Orta Vadeli Program’da 2013 yılında 65.1 milyar dolar olan cari açığın 2014 yılı sonunda 46 milyar dolara düşürülmesi hedefi yer alıyor.
Böylece 2013 yılında milli gelirin (GSYH) yüzde 7.9’u büyüklüğünde olan cari açık rakamı, 2014 yılı sonunda milli gelirin yüzde 5.7’si büyüklüğüne gerileyecek.
Konuya yabancı olanlara hatırlatmakta yarar vardır. Cari açık, ülkenin olağan döviz giderleri ile olağan döviz gelirleri arasındaki farktır.
İdeal olan, gelirin gideri karşılamasıdır.
Ülkenin olağan döviz giderlerinin başında ithalat harcamaları gelir. Olağan döviz gelirlerinin başında ise ihracat geliri ile net turizm geliri vardır.
Bu yılın ilk 9 ayında ithalat yüzde 4.2 geriledi. İhracat yüzde 5.5 oranında arttı. Dış ticaret açığı (ithalat ile ihracat arasındaki fark) 2013 yılının 9 ayında 75.2 milyar dolar iken, 2014 yılının 9 ayında yüzde 61.1 milyar dolar oldu.
Açığın ilacı ‘ihracat artışı’
Dış ticaret açığı genelde cari açığın kaderini belirler. Dış ticaret açığı ne kadar geriler ise cari açık da o kadar geriler.
İşte bu yüzden ekonomi politikasını belirleyenler, ithalatı frenleyici tedbirler peşindeler. İşte bu yüzden tüketim sınırlandırılıyor, büyümede frene basılıyor.
Döviz gelirine büyük katkısı olan turizm sektöründe de olumlu gelişme var. Yılın ilk 9 ayında net turizm geliri 2013 yılında 28.0 milyar dolar iken bu yılın ilk 9 ayında 29.5 milyar dolar oldu.

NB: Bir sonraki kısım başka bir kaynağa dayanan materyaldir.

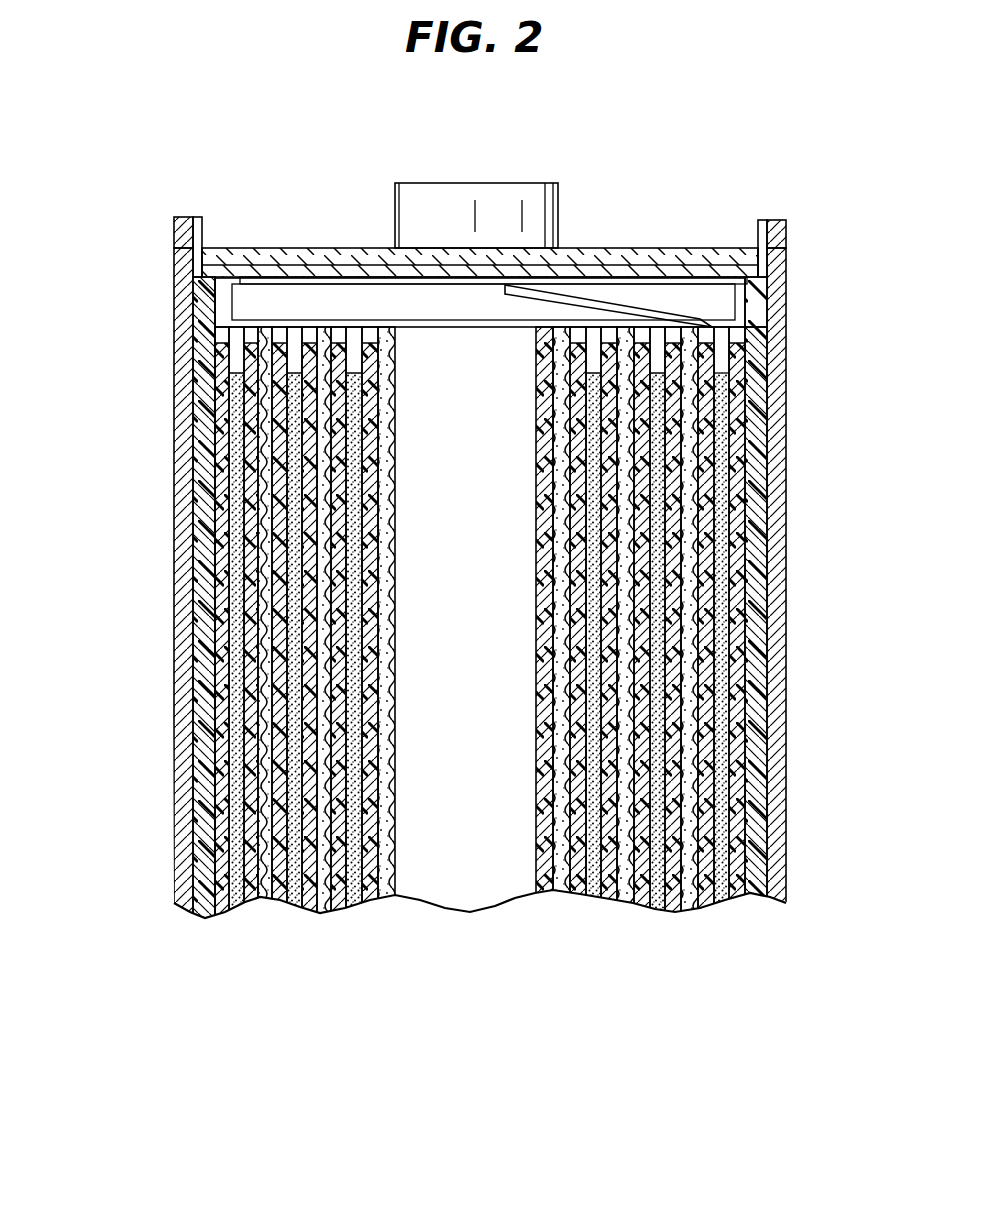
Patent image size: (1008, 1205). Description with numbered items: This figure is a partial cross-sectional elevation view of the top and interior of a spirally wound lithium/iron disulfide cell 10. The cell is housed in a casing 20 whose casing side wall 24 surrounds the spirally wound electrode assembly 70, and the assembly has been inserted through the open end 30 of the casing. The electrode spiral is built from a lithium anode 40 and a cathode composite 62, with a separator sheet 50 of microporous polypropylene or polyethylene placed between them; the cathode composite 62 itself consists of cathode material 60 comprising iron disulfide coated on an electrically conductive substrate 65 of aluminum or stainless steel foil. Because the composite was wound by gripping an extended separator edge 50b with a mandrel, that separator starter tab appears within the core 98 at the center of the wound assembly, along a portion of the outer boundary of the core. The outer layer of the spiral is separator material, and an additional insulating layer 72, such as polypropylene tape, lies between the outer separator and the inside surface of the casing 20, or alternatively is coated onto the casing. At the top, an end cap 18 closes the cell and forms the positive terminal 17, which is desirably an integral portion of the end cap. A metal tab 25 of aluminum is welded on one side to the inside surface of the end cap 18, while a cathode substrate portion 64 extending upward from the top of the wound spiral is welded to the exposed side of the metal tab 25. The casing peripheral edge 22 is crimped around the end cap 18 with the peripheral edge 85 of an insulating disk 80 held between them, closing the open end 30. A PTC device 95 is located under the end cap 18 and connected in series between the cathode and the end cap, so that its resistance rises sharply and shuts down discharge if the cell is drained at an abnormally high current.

The wound cell 10 is at (795, 335).
The positive terminal 17 is at (485, 182).
The end cap 18 is at (322, 249).
The casing 20 is at (184, 308).
The casing peripheral edge 22 is at (176, 226).
The casing side wall 24 is at (175, 818).
The metal tab 25 is at (690, 297).
The open end 30 is at (208, 242).
The lithium anode 40 is at (240, 485).
The separator sheet 50 is at (250, 535).
The extended separator edge 50b is at (538, 880).
The cathode material 60 is at (705, 606).
The cathode composite 62 is at (255, 640).
The cathode substrate portion 64 is at (762, 307).
The substrate 65 is at (712, 630).
The spirally wound electrode assembly 70 is at (205, 780).
The insulating layer 72 is at (210, 425).
The insulating disk 80 is at (772, 252).
The peripheral edge of insulating disk 85 is at (205, 235).
The PTC device 95 is at (652, 285).
The core 98 is at (445, 892).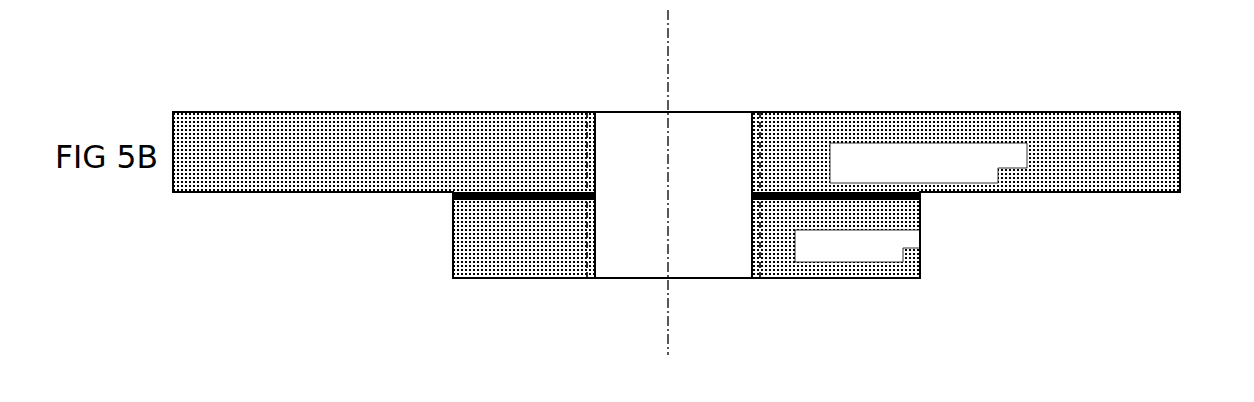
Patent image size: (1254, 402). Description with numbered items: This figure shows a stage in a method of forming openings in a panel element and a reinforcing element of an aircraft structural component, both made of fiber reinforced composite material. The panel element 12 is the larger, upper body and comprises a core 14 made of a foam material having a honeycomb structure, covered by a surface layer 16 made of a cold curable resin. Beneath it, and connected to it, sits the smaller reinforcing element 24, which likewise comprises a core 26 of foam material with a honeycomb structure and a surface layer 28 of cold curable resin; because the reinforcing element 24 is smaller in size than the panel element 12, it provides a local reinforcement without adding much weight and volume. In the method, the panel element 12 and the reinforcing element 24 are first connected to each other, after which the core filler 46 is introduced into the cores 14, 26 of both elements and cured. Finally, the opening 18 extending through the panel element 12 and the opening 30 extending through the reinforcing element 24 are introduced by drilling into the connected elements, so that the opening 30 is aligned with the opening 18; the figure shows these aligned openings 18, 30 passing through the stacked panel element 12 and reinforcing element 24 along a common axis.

The panel element 12 is at (1065, 125).
The core 14 is at (1120, 137).
The surface layer 16 is at (990, 103).
The opening 18 is at (750, 145).
The core filler 46 is at (752, 114).
The reinforcing element 24 is at (920, 262).
The core 26 is at (870, 262).
The surface layer 28 is at (923, 232).
The opening 30 is at (750, 252).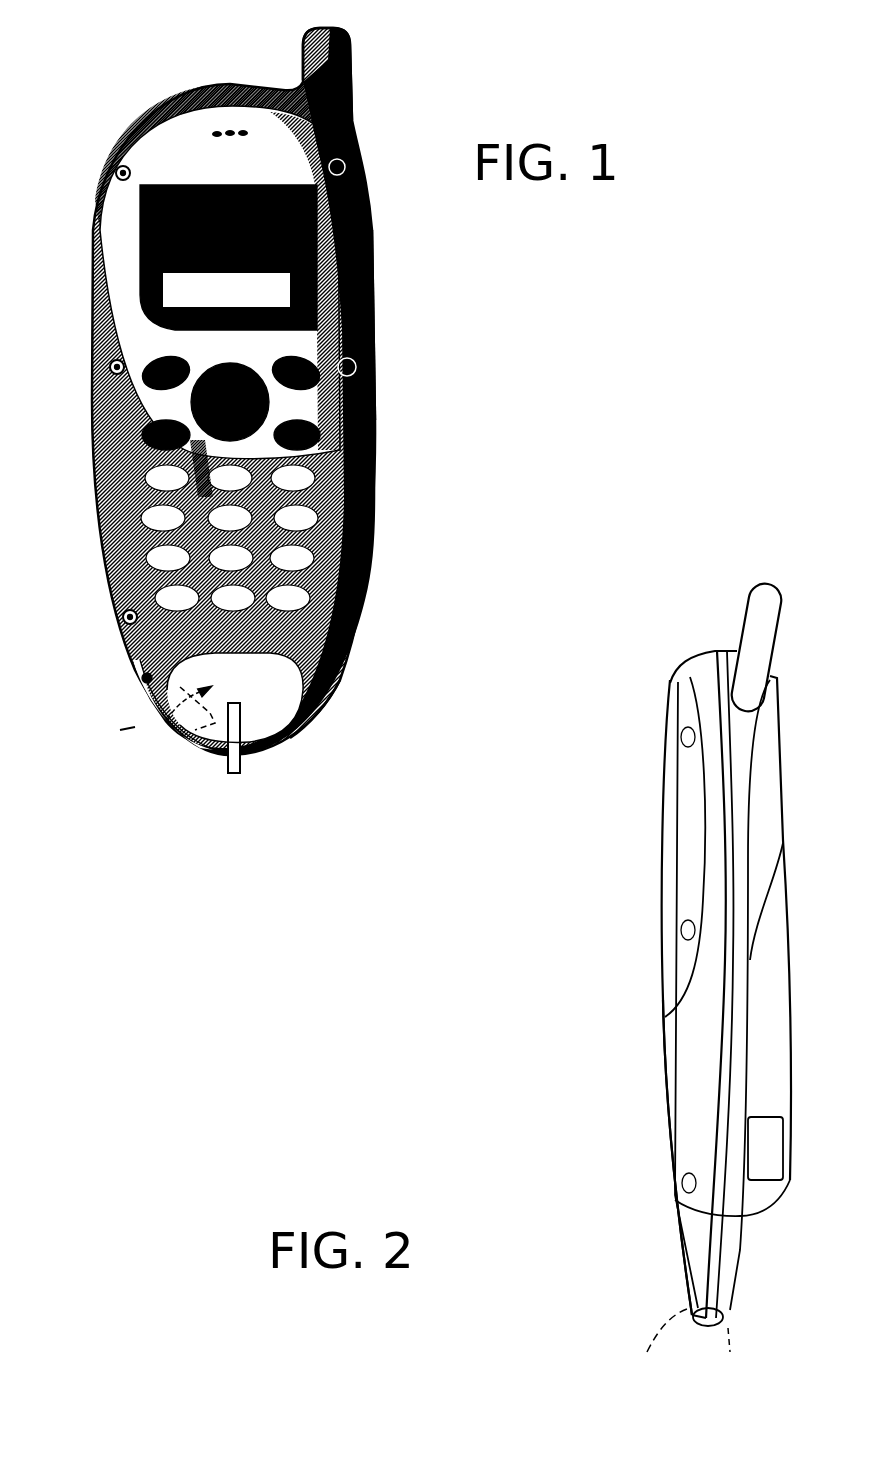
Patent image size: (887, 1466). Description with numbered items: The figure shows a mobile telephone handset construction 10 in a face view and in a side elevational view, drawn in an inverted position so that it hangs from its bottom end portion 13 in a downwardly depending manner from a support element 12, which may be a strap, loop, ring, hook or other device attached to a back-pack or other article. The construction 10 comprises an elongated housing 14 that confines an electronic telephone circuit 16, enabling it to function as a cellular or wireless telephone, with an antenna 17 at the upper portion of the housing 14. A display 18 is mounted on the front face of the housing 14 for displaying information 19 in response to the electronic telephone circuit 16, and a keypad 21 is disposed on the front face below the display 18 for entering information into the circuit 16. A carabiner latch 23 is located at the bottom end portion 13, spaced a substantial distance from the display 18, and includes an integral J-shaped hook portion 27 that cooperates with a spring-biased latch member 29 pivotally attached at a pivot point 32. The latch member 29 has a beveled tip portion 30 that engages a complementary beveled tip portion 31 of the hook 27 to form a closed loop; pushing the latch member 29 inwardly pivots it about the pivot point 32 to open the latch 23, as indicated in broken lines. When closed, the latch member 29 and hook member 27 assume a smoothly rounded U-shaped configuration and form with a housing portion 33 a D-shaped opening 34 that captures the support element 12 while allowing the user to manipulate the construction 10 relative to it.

In FIG. 1, the mobile telephone handset construction 10 is at (445, 257).
In FIG. 2, the mobile telephone handset construction 10 is at (485, 1140).
In FIG. 1, the support element 12 is at (243, 770).
In FIG. 2, the support element 12 is at (730, 1312).
In FIG. 1, the bottom end portion 13 is at (362, 674).
In FIG. 2, the bottom end portion 13 is at (620, 1241).
In FIG. 1, the elongated housing 14 is at (97, 522).
In FIG. 2, the elongated housing 14 is at (663, 1072).
In FIG. 1, the electronic telephone circuit 16 is at (200, 470).
In FIG. 1, the antenna 17 is at (312, 66).
In FIG. 2, the antenna 17 is at (757, 625).
In FIG. 1, the display 18 is at (140, 235).
In FIG. 1, the information 19 is at (170, 292).
In FIG. 1, the keypad 21 is at (140, 577).
In FIG. 1, the carabiner latch 23 is at (150, 738).
In FIG. 2, the carabiner latch 23 is at (751, 1251).
In FIG. 1, the hook portion 27 is at (327, 693).
In FIG. 1, the latch member 29 is at (145, 692).
In FIG. 1, the beveled tip portion 30 is at (175, 738).
In FIG. 1, the beveled tip portion 31 is at (198, 747).
In FIG. 1, the pivot point 32 is at (142, 670).
In FIG. 1, the housing portion 33 is at (215, 652).
In FIG. 1, the opening 34 is at (267, 710).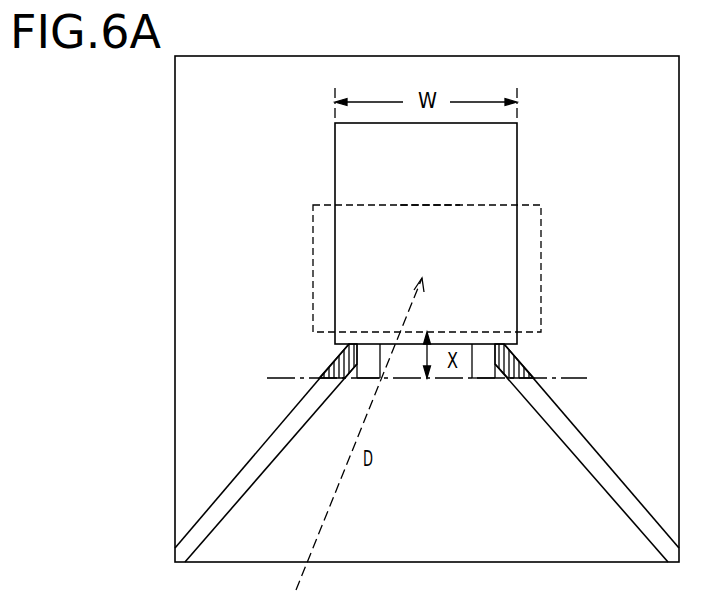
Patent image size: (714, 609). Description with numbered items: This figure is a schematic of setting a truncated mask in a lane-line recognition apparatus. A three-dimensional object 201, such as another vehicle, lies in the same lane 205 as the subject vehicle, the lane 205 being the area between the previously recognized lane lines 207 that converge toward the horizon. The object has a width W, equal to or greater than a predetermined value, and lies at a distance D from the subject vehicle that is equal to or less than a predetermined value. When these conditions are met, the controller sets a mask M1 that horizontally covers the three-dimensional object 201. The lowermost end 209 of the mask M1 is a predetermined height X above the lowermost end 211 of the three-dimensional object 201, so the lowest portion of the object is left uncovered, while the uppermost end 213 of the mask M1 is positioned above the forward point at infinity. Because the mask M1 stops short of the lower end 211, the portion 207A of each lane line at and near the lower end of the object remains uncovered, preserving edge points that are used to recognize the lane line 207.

The three-dimensional object 201 is at (518, 167).
The lane 205 is at (482, 447).
The lane lines 207 is at (250, 482).
The portion of the lane line 207A is at (334, 368).
The lowermost end of the mask 209 is at (358, 334).
The lowermost end of the three-dimensional object 211 is at (565, 378).
The uppermost end of the mask 213 is at (428, 205).
The mask M1 is at (542, 238).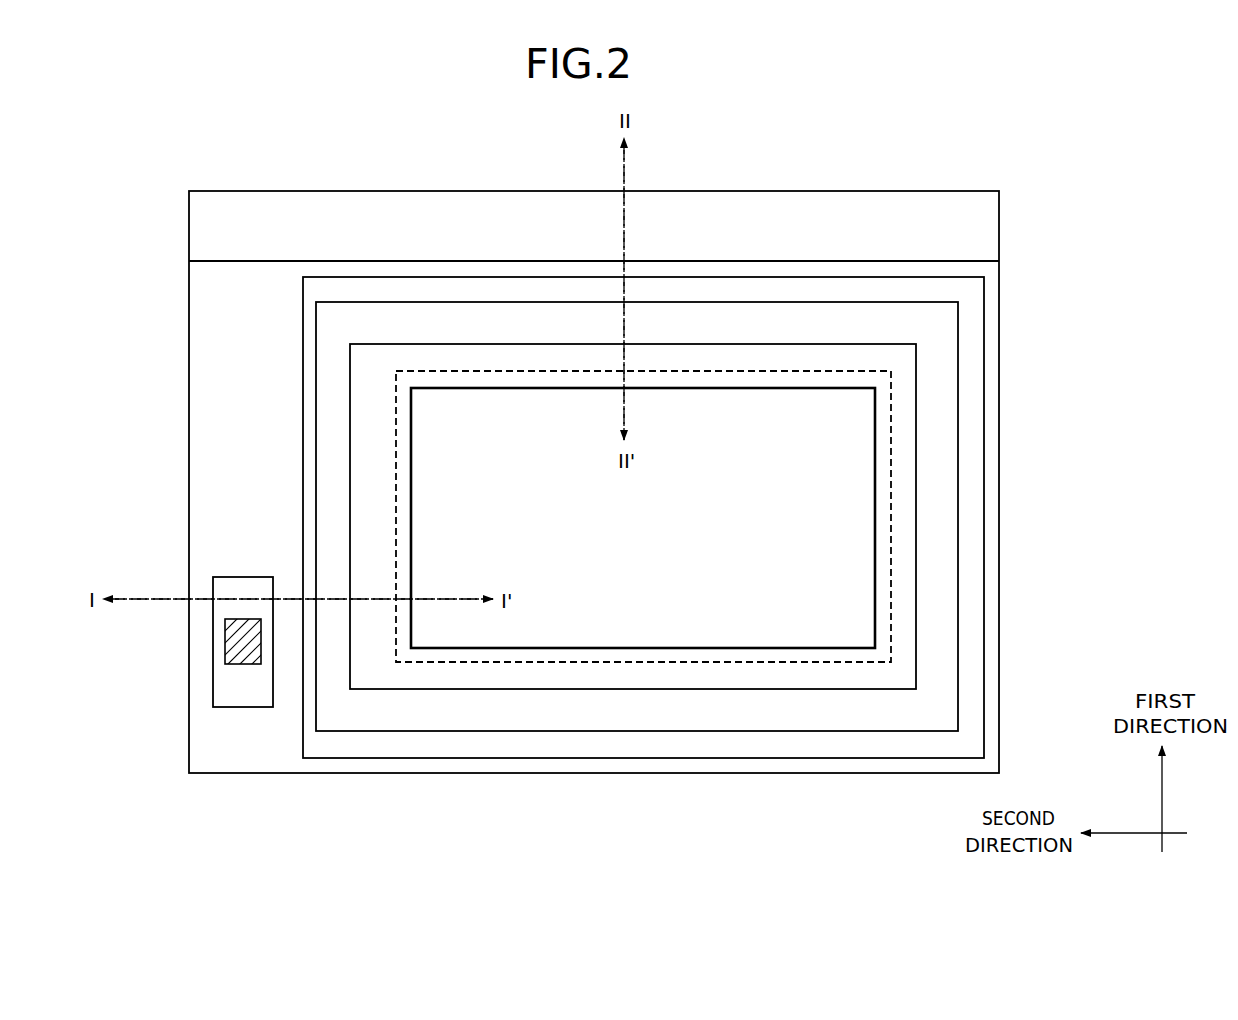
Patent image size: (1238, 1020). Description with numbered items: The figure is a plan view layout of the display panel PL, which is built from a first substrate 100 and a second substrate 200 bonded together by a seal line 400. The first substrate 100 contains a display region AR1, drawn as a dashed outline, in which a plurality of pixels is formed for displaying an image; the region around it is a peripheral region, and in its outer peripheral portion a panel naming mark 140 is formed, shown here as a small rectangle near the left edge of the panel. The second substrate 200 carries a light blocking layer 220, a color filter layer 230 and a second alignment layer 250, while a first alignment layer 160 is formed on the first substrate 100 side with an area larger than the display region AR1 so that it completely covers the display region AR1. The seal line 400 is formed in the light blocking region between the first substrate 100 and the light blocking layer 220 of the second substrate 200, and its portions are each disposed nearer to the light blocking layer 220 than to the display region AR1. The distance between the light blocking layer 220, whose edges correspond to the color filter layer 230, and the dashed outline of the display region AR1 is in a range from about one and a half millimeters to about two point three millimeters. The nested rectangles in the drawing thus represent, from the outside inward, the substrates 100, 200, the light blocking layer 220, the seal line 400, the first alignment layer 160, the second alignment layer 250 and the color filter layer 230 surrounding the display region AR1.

The first substrate 100 is at (956, 186).
The second substrate 200 is at (956, 260).
The light blocking layer 220 is at (986, 381).
The seal line 400 is at (633, 733).
The first alignment layer 160 is at (893, 533).
The second alignment layer 250 is at (893, 594).
The color filter layer 230 is at (409, 459).
The panel naming mark 140 is at (224, 684).
The display region AR1 is at (462, 366).
The display panel PL is at (139, 177).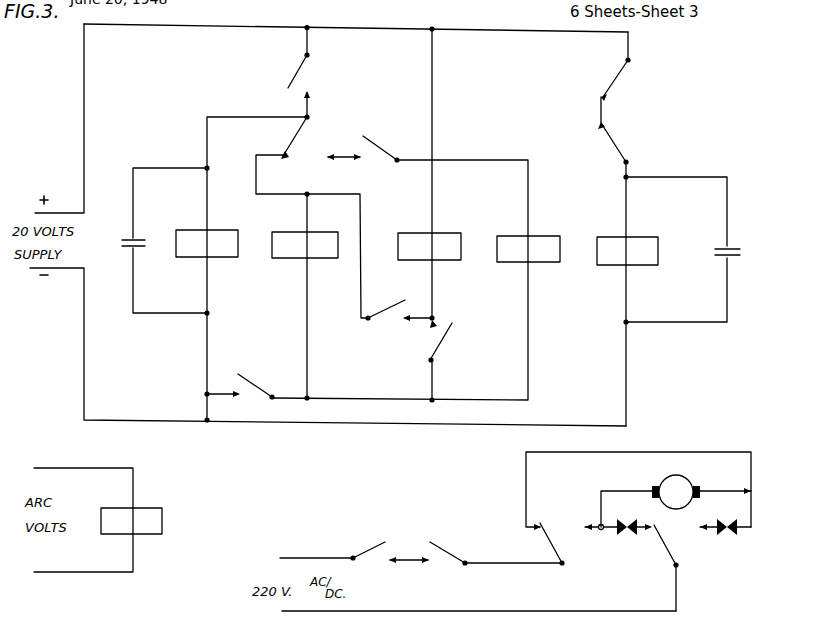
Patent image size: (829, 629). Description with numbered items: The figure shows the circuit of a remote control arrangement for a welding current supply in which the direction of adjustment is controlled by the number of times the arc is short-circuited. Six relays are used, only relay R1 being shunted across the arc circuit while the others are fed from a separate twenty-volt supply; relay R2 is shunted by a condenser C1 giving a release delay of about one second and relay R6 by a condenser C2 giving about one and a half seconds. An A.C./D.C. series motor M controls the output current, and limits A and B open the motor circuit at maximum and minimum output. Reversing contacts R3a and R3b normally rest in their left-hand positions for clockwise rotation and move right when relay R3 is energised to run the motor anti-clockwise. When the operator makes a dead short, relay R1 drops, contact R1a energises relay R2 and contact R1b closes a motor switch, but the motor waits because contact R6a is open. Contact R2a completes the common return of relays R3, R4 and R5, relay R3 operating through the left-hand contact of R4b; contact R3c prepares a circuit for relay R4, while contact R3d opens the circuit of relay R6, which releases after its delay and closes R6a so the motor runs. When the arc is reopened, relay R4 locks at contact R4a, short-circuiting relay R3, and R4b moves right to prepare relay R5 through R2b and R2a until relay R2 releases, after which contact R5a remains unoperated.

Ekonominin olağan bir ithalat talebi var. Ve de bu talebi azaltmanın bir sınırı var. Sınıra yaklaşıyoruz. Cari açığı sadece ithalatı kısarak azaltmak imkânsız. Ama ihracat, cari açığın en güçlü ilacı. İhracata yönelik bir üretim yapısının ise çift yönlü etkisi oluyor. Hem ithalatı azaltıyor. Hem döviz gelirini artırıyor.
Döviz bulmaya mecburuz
Cari açık ne kadar küçülürse küçülsün, açık oldukça bu açığın, yurtdışından bulunacak dövizlerle kapatılması gerekir.
Açığı kapatmak için yurtdışından ülkeye döviz 3 kanaldan girer; (1) Doğrudan yatırım için gelen döviz, (2) Bono ve hisse senedi satın almak için getirilen döviz, (3) Kredi olarak bulunan döviz. Bunlara ek olarak bir de nereden geldiği, nereye gittiği belli olmayan bir döviz trafiği var.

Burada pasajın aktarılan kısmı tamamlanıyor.